South Asian experts say there is a lack of Asian support for a possible US or Israeli attack against Iran as it could destabilize the whole region and jeopardize its energy needs.
As the war rhetoric against Iran amplifies in Israel and the US, Iran's neighboring countries like China, India and Pakistan have expressed their disapproval of a new conflict in the already turbulent region.
The United Nations' atomic agency, the IAEA, has reported irregularities in Iran's controversial nuclear program, and has hinted that the recent enhancement in Iran's uranium enrichment capabilities may mean the Islamic country is trying to develop a nuclear bomb.
Western countries have long accused Iran of secretly building a nuclear bomb, which they fear could be used against Israel.
Recently, in a meeting with US President Barack Obama, Israeli Prime Minister Benjamin Netanyahu warned that time was running out for the Iranian regime. Although the US president downplayed the war talk, he did not rule out a military option to stop Iran from getting atomic weapons.
Lack of support for a 'new war' in Asia
Dr. Gulshan Sachdeva, professor at the Jawaharlal Nehru University of Delhi, told Deutsche Welle that India would not like to get involved in the conflict.
"Any kind of attack on Iran, or any sort of disturbance there, will have long-term energy security problems for India because it imports a significant amount of oil from Tehran," said Sachdeva. He was of the opinion that New Delhi would like to see a peaceful solution to this problem.

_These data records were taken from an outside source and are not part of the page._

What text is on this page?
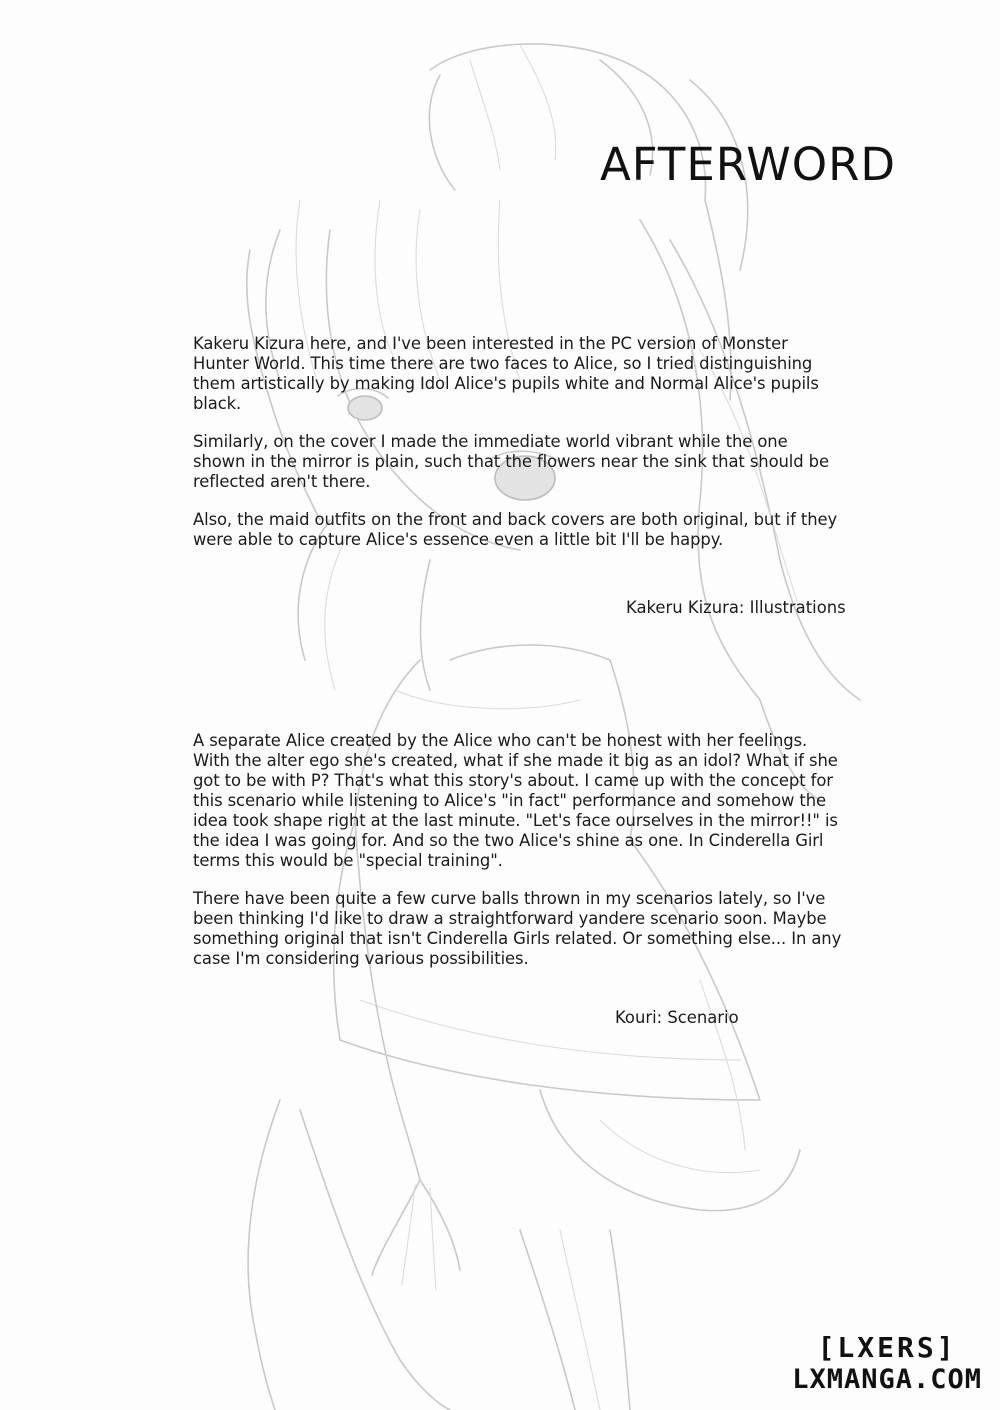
AFTERWORD

Kakeru Kizura here, and I've been interested in the PC version of Monster Hunter World. This time there are two faces to Alice, so I tried distinguishing them artistically by making Idol Alice's pupils white and Normal Alice's pupils black.

Similarly, on the cover I made the immediate world vibrant while the one shown in the mirror is plain, such that the flowers near the sink that should be reflected aren't there.

Also, the maid outfits on the front and back covers are both original, but if they were able to capture Alice's essence even a little bit I'll be happy.

Kakeru Kizura: Illustrations

A separate Alice created by the Alice who can't be honest with her feelings. With the alter ego she's created, what if she made it big as an idol? What if she got to be with P? That's what this story's about. I came up with the concept for this scenario while listening to Alice's "in fact" performance and somehow the idea took shape right at the last minute. "Let's face ourselves in the mirror!!" is the idea I was going for. And so the two Alice's shine as one. In Cinderella Girl terms this would be "special training".

There have been quite a few curve balls thrown in my scenarios lately, so I've been thinking I'd like to draw a straightforward yandere scenario soon. Maybe something original that isn't Cinderella Girls related. Or something else... In any case I'm considering various possibilities.

Kouri: Scenario
[LXERS]
LXMANGA.COM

"It would be a very difficult situation for India but it all depends on how this conflict evolves."
In an interview with Deutsche Welle, Dr. Naeem Ahmed, international relations expert at the University of Karachi, said that despite Beijing's growing economic relations with Europe and the US, its military and strategic compulsions in the region would not allow China to support an attack on Iran.
"China supported the Afghan war against the Taliban. In the case of Iraq, Beijing openly opposed war. In my opinion, China would not want Israel or the US to undertake a military action against Tehran," said Ahmed.
Spillover effects on Pakistan
According to Ahmed, things are probably more complex for Islamabad than other countries in the region, as it relies enormously on the US military and civilian aid, but supporting an attack on Iran would anger the majority of its population.
"Pakistan will be directly affected if Israel or the US attacks Tehran because it shares a long border with Iran. The Pakistani people, in particular those who subscribe to the Shiite version of Islam, are definitely going to oppose it. Even the Sunni population would react negatively to such an attack because when it comes to Israel and America, Pakistanis are pretty much against both of them."
Ahmed, however, was of the opinion that many Arab states would indirectly support an attack on Iran, or at least a regime change, to increase their own influence in the Middle East. That in turn means that countries like Saudi Arabia, one of Islamabad's biggest allies and donors, would influence Pakistan's future decisions vis-à-vis Iran.
Energy needs versus military ties
Energy needs, according to both Ahmed and Sachdeva, would most likely influence Indian and Pakistani policies toward Iran.
"China can deal with the situation more independently than India. The problem for India is that for the past decade it has developed very close relations with the United States. At the same time it needs oil from Iran," said Sachdeva. Thus New Delhi would rather remain non-aligned in the US-Iranian conflict.
"Both Islamabad and Tehran want to go ahead with their (joint) energy projects,” said Ahmed adding, “the US has objected to these projects a number of times. Obviously, in this scenario, the economic sanctions on Iran will also affect Pakistan. The main thing is to see how Pakistan is going to resist US pressure and for how long."
Islamabad looking for new allies
US-Pakistani relations are at their nadir since al Qaeda's former chief Osama bin Laden was killed in a US Special Forces attack in the Pakistani city of Abbottabad in May 2011.
Farooq Sulehria, a Pakistani journalist and political activist based in London, told Deutsche Welle that because of evolving circumstances, Islamabad was "desperate to look for new allies in the region." It would, however, be "a difficult task for Pakistan to forge a partnership with Tehran."
Sulehria was also of the opinion that Islamabad's engagement with Tehran would not go down well with the Sunni militant groups in Pakistan and its number one ally Saudi Arabia, which oppose the Shiite-majority Iran.
According to Sulehria, "Pakistan fears that Western nations might impose sanctions on its nuclear program in future. These, in my view, are precautionary measures undertaken by Islamabad to put pressure on the US."